I first give Claude my current scenario: I have some firewall logs that I can save in three formats (XML, JSON, TAB), and I need a tool that will give me some statistics on these logs. Claude offers me some tools, like XMLStarlet and awk, but also some professional software, like Splunk and ELK stack. I clarify with Claude that I am only doing this in my free time, and I need something that is free and easy to use. Claude recommends using Python with pandas. I don’t have experience with pandas, but I do know Python so I go with that.
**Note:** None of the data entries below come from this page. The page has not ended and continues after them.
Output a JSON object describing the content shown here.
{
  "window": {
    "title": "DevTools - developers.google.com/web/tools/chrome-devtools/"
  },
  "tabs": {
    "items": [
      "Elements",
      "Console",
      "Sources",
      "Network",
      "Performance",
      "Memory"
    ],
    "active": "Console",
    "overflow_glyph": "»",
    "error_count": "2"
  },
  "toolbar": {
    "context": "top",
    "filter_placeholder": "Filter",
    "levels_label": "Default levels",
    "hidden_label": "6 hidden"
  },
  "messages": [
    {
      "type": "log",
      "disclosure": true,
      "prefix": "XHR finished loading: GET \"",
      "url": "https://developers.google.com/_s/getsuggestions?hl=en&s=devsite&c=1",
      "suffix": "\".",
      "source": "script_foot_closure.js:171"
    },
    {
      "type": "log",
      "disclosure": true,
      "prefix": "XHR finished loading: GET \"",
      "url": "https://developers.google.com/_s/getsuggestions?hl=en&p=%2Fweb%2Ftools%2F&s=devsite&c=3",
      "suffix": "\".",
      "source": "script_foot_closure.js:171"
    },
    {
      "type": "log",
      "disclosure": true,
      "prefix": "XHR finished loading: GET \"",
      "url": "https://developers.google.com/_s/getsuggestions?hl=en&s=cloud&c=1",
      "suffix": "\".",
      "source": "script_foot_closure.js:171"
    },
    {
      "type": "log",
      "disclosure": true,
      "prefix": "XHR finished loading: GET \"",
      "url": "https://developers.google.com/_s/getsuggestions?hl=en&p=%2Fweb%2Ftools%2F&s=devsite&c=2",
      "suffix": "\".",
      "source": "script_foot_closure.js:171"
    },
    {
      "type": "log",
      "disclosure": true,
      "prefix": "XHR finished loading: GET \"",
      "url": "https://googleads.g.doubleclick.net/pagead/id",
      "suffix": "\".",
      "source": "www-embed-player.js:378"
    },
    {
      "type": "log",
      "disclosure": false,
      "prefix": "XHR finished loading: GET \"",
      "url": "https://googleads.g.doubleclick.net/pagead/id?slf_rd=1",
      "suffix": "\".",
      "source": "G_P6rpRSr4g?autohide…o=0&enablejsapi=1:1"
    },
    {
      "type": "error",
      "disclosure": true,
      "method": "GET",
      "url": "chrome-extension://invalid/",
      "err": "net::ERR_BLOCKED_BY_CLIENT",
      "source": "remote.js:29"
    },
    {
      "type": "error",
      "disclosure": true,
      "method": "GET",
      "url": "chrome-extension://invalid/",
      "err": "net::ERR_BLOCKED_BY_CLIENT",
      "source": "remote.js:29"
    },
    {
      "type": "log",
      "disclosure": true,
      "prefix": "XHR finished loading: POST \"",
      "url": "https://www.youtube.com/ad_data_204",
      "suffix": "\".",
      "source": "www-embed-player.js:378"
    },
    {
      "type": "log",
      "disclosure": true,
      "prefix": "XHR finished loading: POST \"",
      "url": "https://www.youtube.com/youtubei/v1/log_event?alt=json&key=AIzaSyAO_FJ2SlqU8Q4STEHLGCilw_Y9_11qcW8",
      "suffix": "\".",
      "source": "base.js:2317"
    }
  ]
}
I give Claude two log entries from my honeypot’s firewall and I ask it what statistics could I run on it. Claude gives me a Python script that uses pandas, and after some back and forth and some debugging and editing, I get this final script:
import pandas as pd
import matplotlib.pyplot as plt
import json
# Load data from single-line JSON file
with open('firewall_logs.json', 'r') as file:
data = json.load(file)
# Convert to DataFrame
df = pd.DataFrame(data)
# Combine date and time into a single datetime column
df['datetime'] = pd.to_datetime(df['date'] + ' ' + df['time'], format='%Y-%m-%d %H:%M:%S')
# 1. Count of events by source IP
source_counts = df['source'].value_counts()
print("1. Events by source IP:\n", source_counts.head())
# 2. Count of events by target port
target_port_counts = df['targetport'].value_counts()
print("\n2. Events by target port:\n", target_port_counts.head())
# 3. Events over time (hourly bins)
df['hour'] = df['datetime'].dt.floor('H')
hourly_counts = df['hour'].value_counts().sort_index()
print("\n3. Events per hour:\n", hourly_counts)
# 4. Protocol distribution
protocol_counts = df['protocol'].value_counts()
print("\n4. Protocol distribution:\n", protocol_counts)
# 5. Top 5 source ports
top_source_ports = df['sourceport'].value_counts().head()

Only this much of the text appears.